On the second floor, I went by the hall down to Gramps’s study, felt a nasty chill as I went by the door to the attic, and almost fell flat on my face. The hair on my arms stood straight up, and Darth growled a warning. After I regained my balance, I peered down the hall to see Gramps’s apparition staring at me, as vivid as the one from the cemetery. He pointed to the attic door and shook his head. “No, no:” the same message as before but directed at a particular place. His stern expression reminded me of the times when he wanted to teach his grandkids an important lesson without seeming angry. Strangely, because of his demeanor, I no longer feared Gramps’s ghost, though an unseen force terrified me to the core at the same time.
Dad’s voice from below yanked me out of my funk and back to reality. “Hurry up. I’m hungry.”
I sighed. More than ever, I struggled with carrying on with business as usual when freaky shit kept happening.
Also with Dad’s shout, Gramps vanished. He’d seemed so alive, so real, I’d had the urge to race up to hug him. But what the hell did he want? For me not to go to the attic? All the effort, and that’s all he communicated to me? Back home, he’d warned me against coming to Fremont, but he now seemed to accept my presence, though he cautioned me against approaching a certain door without telling me what scared him. Was I too dense to figure his message out? Again my head spun in confusion.

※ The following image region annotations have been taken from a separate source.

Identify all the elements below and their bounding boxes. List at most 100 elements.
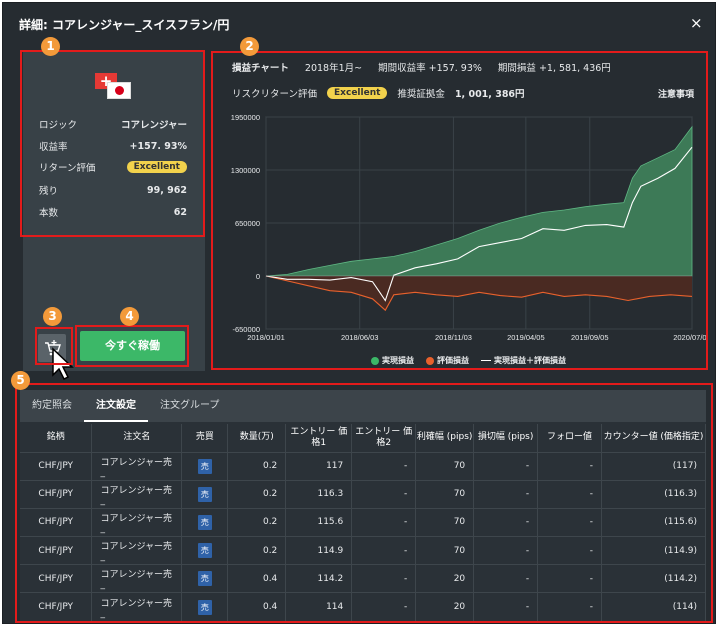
table-cell: 売 <box>181 536 229 565</box>
y-tick-label: -650000 <box>232 325 260 334</box>
y-tick-label: 1950000 <box>231 113 260 122</box>
sell-badge: 売 <box>197 543 212 559</box>
notice-link[interactable]: 注意事項 <box>657 90 694 100</box>
table-cell: - <box>351 536 417 565</box>
table-cell: - <box>351 507 417 537</box>
tab-executions[interactable]: 約定照会 <box>32 400 72 411</box>
x-tick-label: 2018/01/01 <box>247 333 285 342</box>
table-cell: 115.6 <box>285 507 353 537</box>
table-row: CHF/JPY コアレンジャー売_ 売 0.4 114.2-20- - (114.2) <box>20 564 706 593</box>
highlight-box-2 <box>211 51 708 370</box>
highlight-box-1 <box>20 50 205 237</box>
table-cell: - <box>473 507 539 537</box>
table-row: CHF/JPY コアレンジャー売_ 売 0.4 114-20- - (114) <box>20 592 706 622</box>
highlight-box-3 <box>35 327 73 365</box>
table-cell: CHF/JPY <box>20 592 93 622</box>
table-cell: 0.4 <box>227 592 287 622</box>
table-cell: コアレンジャー売_ <box>91 564 183 593</box>
table-body: CHF/JPY コアレンジャー売_ 売 0.2 117-70- - (117) CHF/JPY… <box>20 451 706 622</box>
start-now-button[interactable]: 今すぐ稼働 <box>80 331 185 361</box>
column-header: 利確幅 (pips) <box>415 424 475 452</box>
table-cell: 0.2 <box>227 536 287 565</box>
window-title: 詳細: コアレンジャー_スイスフラン/円 <box>19 18 230 32</box>
highlight-box-5 <box>15 383 713 623</box>
marker-4: 4 <box>120 307 139 326</box>
table-cell: - <box>351 564 417 593</box>
table-cell: - <box>537 451 603 481</box>
column-header: フォロー値 <box>537 424 603 452</box>
table-cell: コアレンジャー売_ <box>91 479 183 509</box>
table-cell: 0.4 <box>227 564 287 593</box>
x-tick-label: 2019/04/05 <box>507 333 545 342</box>
orders-tabs: 約定照会 注文設定 注文グループ <box>20 390 706 422</box>
chart-period: 2018年1月~ <box>304 63 363 74</box>
table-cell: (114.2) <box>601 564 706 593</box>
chart-title: 損益チャート <box>232 63 289 74</box>
x-tick-label: 2018/06/03 <box>341 333 379 342</box>
table-cell: 70 <box>415 507 475 537</box>
excellent-badge: Excellent <box>126 161 187 173</box>
table-cell: CHF/JPY <box>20 536 93 565</box>
series-total-line <box>265 146 693 302</box>
tab-order-groups[interactable]: 注文グループ <box>160 400 220 411</box>
table-cell: 70 <box>415 451 475 481</box>
column-header: 売買 <box>181 424 229 452</box>
sell-badge: 売 <box>197 458 212 474</box>
table-cell: 売 <box>181 507 229 537</box>
table-cell: - <box>473 564 539 593</box>
y-tick-label: 0 <box>256 272 260 281</box>
column-header: 損切幅 (pips) <box>473 424 539 452</box>
marker-3: 3 <box>43 307 62 326</box>
marker-2: 2 <box>240 37 259 56</box>
profit-chart-panel: 損益チャート 2018年1月~ 期間収益率 +157. 93% 期間損益 +1,… <box>216 51 706 371</box>
table-cell: 売 <box>181 479 229 509</box>
table-cell: 売 <box>181 451 229 481</box>
table-cell: コアレンジャー売_ <box>91 536 183 565</box>
table-cell: 117 <box>285 451 353 481</box>
info-row-logic: ロジック コアレンジャー <box>39 120 187 131</box>
table-cell: 20 <box>415 564 475 593</box>
table-cell: 114.2 <box>285 564 353 593</box>
table-cell: 売 <box>181 592 229 622</box>
table-row: CHF/JPY コアレンジャー売_ 売 0.2 115.6-70- - (115.6) <box>20 507 706 537</box>
table-cell: - <box>473 479 539 509</box>
marker-5: 5 <box>11 371 30 390</box>
close-icon[interactable]: × <box>690 14 703 32</box>
info-row-rating: リターン評価 Excellent <box>39 160 187 174</box>
table-cell: (116.3) <box>601 479 706 509</box>
series-realized-area <box>265 125 693 277</box>
sell-badge: 売 <box>197 571 212 587</box>
table-cell: 114.9 <box>285 536 353 565</box>
table-cell: - <box>351 479 417 509</box>
orders-table: 銘柄 注文名 売買 数量(万) エントリー 価格1 エントリー 価格2 利確幅 (pips)… <box>20 424 706 622</box>
marker-1: 1 <box>41 37 60 56</box>
table-cell: - <box>473 536 539 565</box>
column-header: カウンター値 (価格指定) <box>601 424 706 452</box>
table-cell: - <box>537 564 603 593</box>
highlight-box-4 <box>75 325 189 367</box>
table-cell: CHF/JPY <box>20 564 93 593</box>
table-cell: 70 <box>415 479 475 509</box>
x-tick-label: 2020/07/06 <box>673 333 706 342</box>
table-cell: 0.2 <box>227 479 287 509</box>
chart-legend: 実現損益 評価損益 実現損益＋評価損益 <box>371 355 566 366</box>
table-cell: - <box>473 451 539 481</box>
risk-summary: リスクリターン評価 Excellent 推奨証拠金 1, 001, 386円 <box>232 87 525 100</box>
table-cell: CHF/JPY <box>20 479 93 509</box>
series-unrealized-line <box>265 275 693 312</box>
table-cell: - <box>537 536 603 565</box>
y-tick-label: 650000 <box>235 219 260 228</box>
orders-panel: 約定照会 注文設定 注文グループ 銘柄 注文名 売買 数量(万) エントリー 価格1 エン… <box>20 390 706 622</box>
table-header: 銘柄 注文名 売買 数量(万) エントリー 価格1 エントリー 価格2 利確幅 (pips)… <box>20 424 706 452</box>
risk-badge: Excellent <box>327 87 388 99</box>
table-cell: 20 <box>415 592 475 622</box>
x-tick-label: 2019/09/05 <box>571 333 609 342</box>
table-cell: 70 <box>415 536 475 565</box>
table-cell: CHF/JPY <box>20 451 93 481</box>
column-header: 注文名 <box>91 424 183 452</box>
japan-flag-icon <box>107 82 131 99</box>
tab-order-settings[interactable]: 注文設定 <box>84 390 148 422</box>
table-cell: - <box>351 451 417 481</box>
column-header: 銘柄 <box>20 424 93 452</box>
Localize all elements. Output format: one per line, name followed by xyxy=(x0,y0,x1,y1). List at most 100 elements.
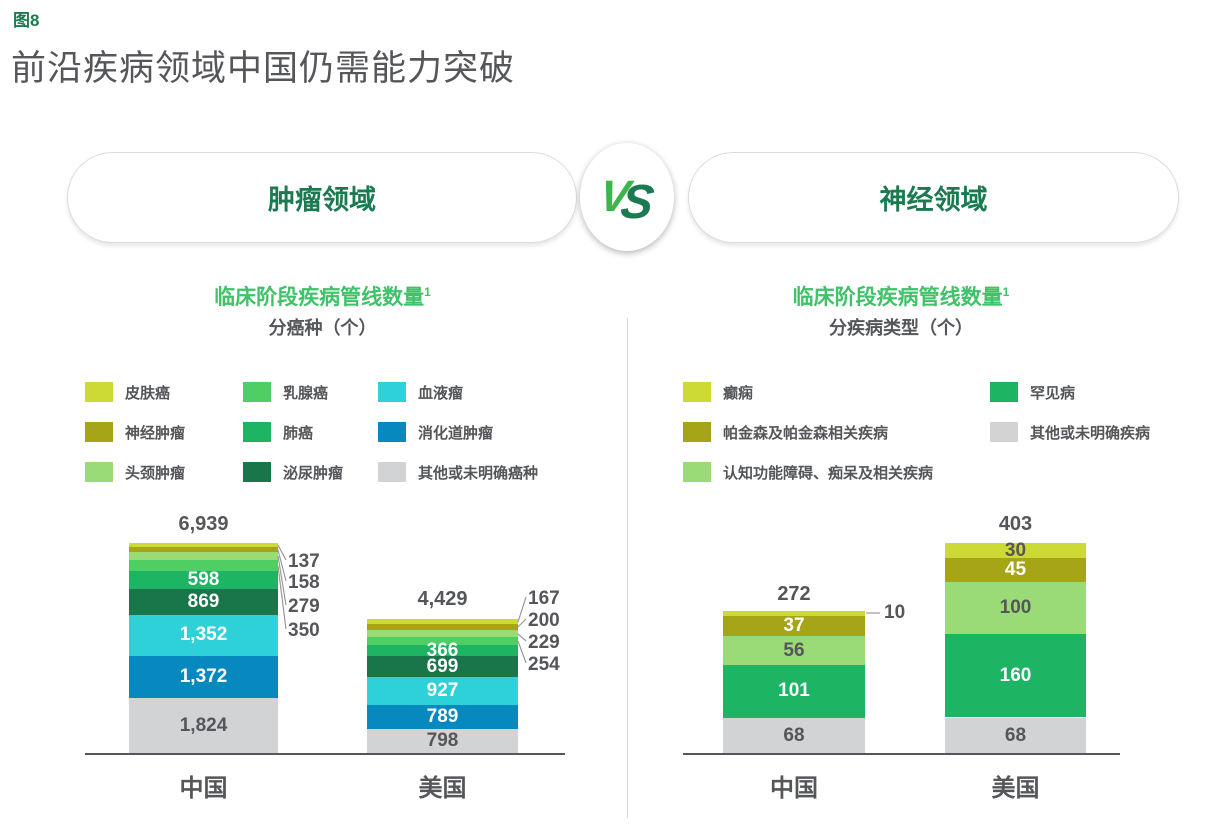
bar-segment-label: 366 xyxy=(426,639,459,661)
legend-item-label: 肺癌 xyxy=(283,424,314,442)
bar-total-label: 403 xyxy=(998,513,1033,535)
figure-label: 图8 xyxy=(13,11,40,30)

Worried Dad would start yelling again, I patted Darth on the head to calm her and tossed my suitcase onto the floor in the bedroom. I returned downstairs to find everyone gathered at the front door, so we headed outside and into cars to meet the rest of the Bachmanns for lunch. I hated leaving Darth behind in the place with all the creepy sensations, but again I had no choice unless I revealed all the loony bin stuff occurring around me, or at least taking place in my head. I kissed her on the head and followed my family, refusing to look back at her because I knew she was staring at me like I betrayed her.